Personne ne sert le peuple en Russie

Il est évident que la série détonnerait à la télévision russe, peut-on lire dans un commentaire sarcastique posté sur le blog SerpomPo et relayé par Ekho Moskvy:

«L'image de l'individu lambda qui devient subitement chef d'Etat et qui remplace à ce poste l'inamovible dirigeant : une idée politique très dangereuse pour la Russie, explosive même. ... Les 'serviteurs du peuple' sont indésirables du point de vue du Kremlin. Les dirigeants russes ont une autre conception du pouvoir. En Russie, le peuple existe pour le pouvoir, et non le pouvoir pour le peuple.

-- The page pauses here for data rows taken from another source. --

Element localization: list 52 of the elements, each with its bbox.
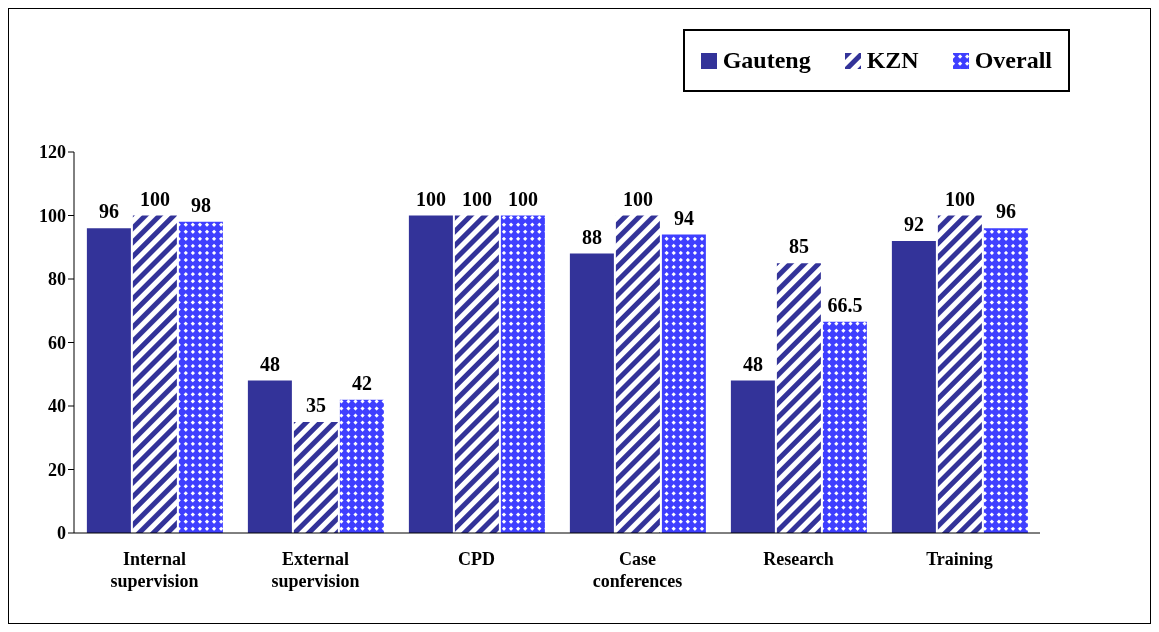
bar	[661, 234, 706, 533]
data-label: 94	[673, 206, 694, 229]
bar	[247, 380, 292, 533]
data-label: 100	[461, 187, 492, 210]
bar	[983, 228, 1028, 533]
data-label: 48	[742, 352, 763, 375]
bar	[86, 228, 131, 533]
data-label: 35	[305, 393, 326, 416]
data-label: 85	[788, 235, 809, 258]
bar	[822, 321, 867, 533]
data-label: 96	[98, 200, 119, 223]
y-tick-label: 40	[48, 396, 66, 417]
y-tick-label: 100	[39, 205, 66, 226]
y-tick-label: 120	[39, 142, 66, 163]
x-tick-label: Case conferences	[592, 549, 683, 591]
bar	[408, 215, 453, 533]
legend-label: KZN	[865, 47, 919, 74]
data-label: 48	[259, 352, 280, 375]
x-tick-label: Internal supervision	[110, 549, 199, 591]
bar	[615, 215, 660, 533]
bar	[178, 221, 223, 533]
data-label: 100	[139, 187, 170, 210]
bar	[500, 215, 545, 533]
x-tick-label: Research	[763, 549, 834, 569]
x-tick-label: External supervision	[271, 549, 360, 591]
legend-label: Gauteng	[721, 47, 811, 74]
data-label: 88	[581, 225, 602, 248]
x-tick-label: CPD	[458, 549, 495, 569]
data-label: 100	[415, 187, 446, 210]
data-label: 100	[507, 187, 538, 210]
bar	[776, 263, 821, 533]
bar	[454, 215, 499, 533]
bar	[891, 240, 936, 533]
bar	[293, 421, 338, 533]
bar	[132, 215, 177, 533]
legend-label: Overall	[973, 47, 1052, 74]
bar	[569, 253, 614, 533]
data-label: 42	[351, 371, 372, 394]
y-tick-label: 20	[48, 459, 66, 480]
data-label: 100	[944, 187, 975, 210]
bar	[730, 380, 775, 533]
data-label: 66.5	[827, 293, 863, 316]
y-tick-label: 0	[57, 523, 66, 544]
bar	[937, 215, 982, 533]
data-label: 98	[190, 193, 211, 216]
x-tick-label: Training	[926, 549, 993, 569]
y-tick-label: 60	[48, 332, 66, 353]
data-label: 92	[903, 212, 924, 235]
data-label: 96	[995, 200, 1016, 223]
bar	[339, 399, 384, 533]
y-tick-label: 80	[48, 269, 66, 290]
data-label: 100	[622, 187, 653, 210]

Il faudrait dans notre cas une série 'Serviteur du pouvoir' portant sur un humble héros orthodoxe lamba, qui soit prêt à passer ses journées à labourer, combattre et trimer pour ses maîtres replets, tout en leur témoignant sa reconnaissance.»

Novaïa Gazeta (RU) /

Cela n'aura fait qu'attiser la curiosité des téléspectateurs

Novaïa Gazeta pense que ces atermoiements rendront la série plus populaire encore :

«Quel cirque ! ... D'abord, on s'empresse de programmer 'Serviteur du peuple', avant de le déprogrammer en faisant preuve du même zèle - ce qui ne peut que susciter une nouvelle vague d'intérêt pour la série ukrainienne. ... Il y a un phénomène social appellé 'effet Streisand'. C'est-à-dire que si l'on tente de bloquer une information ou une chose publiquement accessible, on ne fait que générer un intérêt accru pour celle-ci. ... Peut-être que quelqu'un n'a pas correctement compris quelque chose. Et une fois que ce quelqu'un a pris la mesure de sa bévue, il a été pris de panique, y voyant une atteinte directe au pouvoir sacro-saint de l'Etat.»